Start with a clear vision—and hard data.
In tough budget moments, systems tend to revert to muscle memory—leaning more heavily on Title IV-E foster care funding because it feels more predictable.
But removing children from their families is not only a relational loss; it’s expensive and does not necessarily improve safety.
Prevention offers real return on investment, both in human outcomes and fiscal terms.
My first move would be to gather my senior leadership team and dive into the data. We’d need to map out where we’re most vulnerable, but also where we have flexibility.
I’d ask:
What programs are delivering the most impact per dollar?
What services are duplicative or underutilized?
Are there opportunities to braid funding or shift services upstream?
These questions are less about cutting and more about optimizing and protecting what works.
Know your funding systems—or lose leverage.
Equally critical is understanding Medicaid and Temporary Assistance for Needy Families (TANF) not just as funding streams, but as policy levers. State-level decisions around eligibility, coverage, and match rates can dramatically alter what's possible.
As a director, I made it a priority to really know the fiscal landscape myself—not just rely on what others told me.
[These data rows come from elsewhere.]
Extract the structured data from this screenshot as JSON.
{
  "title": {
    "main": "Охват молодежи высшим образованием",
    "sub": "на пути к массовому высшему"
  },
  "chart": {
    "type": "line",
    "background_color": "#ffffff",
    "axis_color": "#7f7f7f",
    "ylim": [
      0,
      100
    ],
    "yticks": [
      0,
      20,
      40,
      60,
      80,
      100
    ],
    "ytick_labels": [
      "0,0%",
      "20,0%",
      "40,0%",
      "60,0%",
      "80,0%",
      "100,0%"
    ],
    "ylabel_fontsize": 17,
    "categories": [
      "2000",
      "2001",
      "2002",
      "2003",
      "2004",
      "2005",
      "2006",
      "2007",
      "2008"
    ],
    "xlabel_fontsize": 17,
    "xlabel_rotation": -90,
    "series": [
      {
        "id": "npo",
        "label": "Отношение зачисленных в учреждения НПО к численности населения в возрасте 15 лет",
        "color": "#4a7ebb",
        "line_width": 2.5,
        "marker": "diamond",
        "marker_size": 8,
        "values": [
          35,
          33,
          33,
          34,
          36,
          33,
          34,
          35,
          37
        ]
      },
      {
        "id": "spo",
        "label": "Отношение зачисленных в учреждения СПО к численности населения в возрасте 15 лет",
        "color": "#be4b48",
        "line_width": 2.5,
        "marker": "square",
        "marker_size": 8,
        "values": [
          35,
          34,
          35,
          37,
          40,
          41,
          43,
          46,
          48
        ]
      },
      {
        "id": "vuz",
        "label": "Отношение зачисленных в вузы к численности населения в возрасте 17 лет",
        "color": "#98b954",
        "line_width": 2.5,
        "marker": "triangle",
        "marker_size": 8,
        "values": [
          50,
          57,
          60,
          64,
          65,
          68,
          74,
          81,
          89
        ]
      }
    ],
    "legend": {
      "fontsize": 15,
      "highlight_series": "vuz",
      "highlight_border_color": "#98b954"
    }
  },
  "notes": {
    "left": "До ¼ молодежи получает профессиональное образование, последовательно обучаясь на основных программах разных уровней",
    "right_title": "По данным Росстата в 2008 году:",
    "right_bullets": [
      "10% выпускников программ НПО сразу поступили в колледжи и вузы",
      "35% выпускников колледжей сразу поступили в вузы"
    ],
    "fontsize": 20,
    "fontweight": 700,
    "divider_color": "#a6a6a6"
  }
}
If you can't speak the language of budgets and financing, you're not driving the deliberations.
To cabinet leaders and legislators: prevention isn’t optional—it’s protective.
To cabinet leadership and legislators, I would convey this message: cutting upstream supports guarantees downstream costs.
When families lose access to behavioral health care, substance use treatment, housing supports, or child care, we will see them instead enter our child welfare and juvenile justice systems.
Cutting prevention when budgets are tight doesn’t avoid costs; it delays and shifts them to less effective and efficient approaches. Preserving prevention maintains the flexibility that supports agile systems that deliver safe, stable, thriving families.
Ultimately, under pressure it’s important to lead with purpose and discipline—never forgetting that every dollar cut is felt most acutely by the families we serve.
Rebecca Jones Gaston served as Commissioner of ACYF from 2022 to 2025. She served as Oregon’s child welfare director from 2019 to 2022. She is the Founder and Chief Strategist of RJG Consulting, LLC.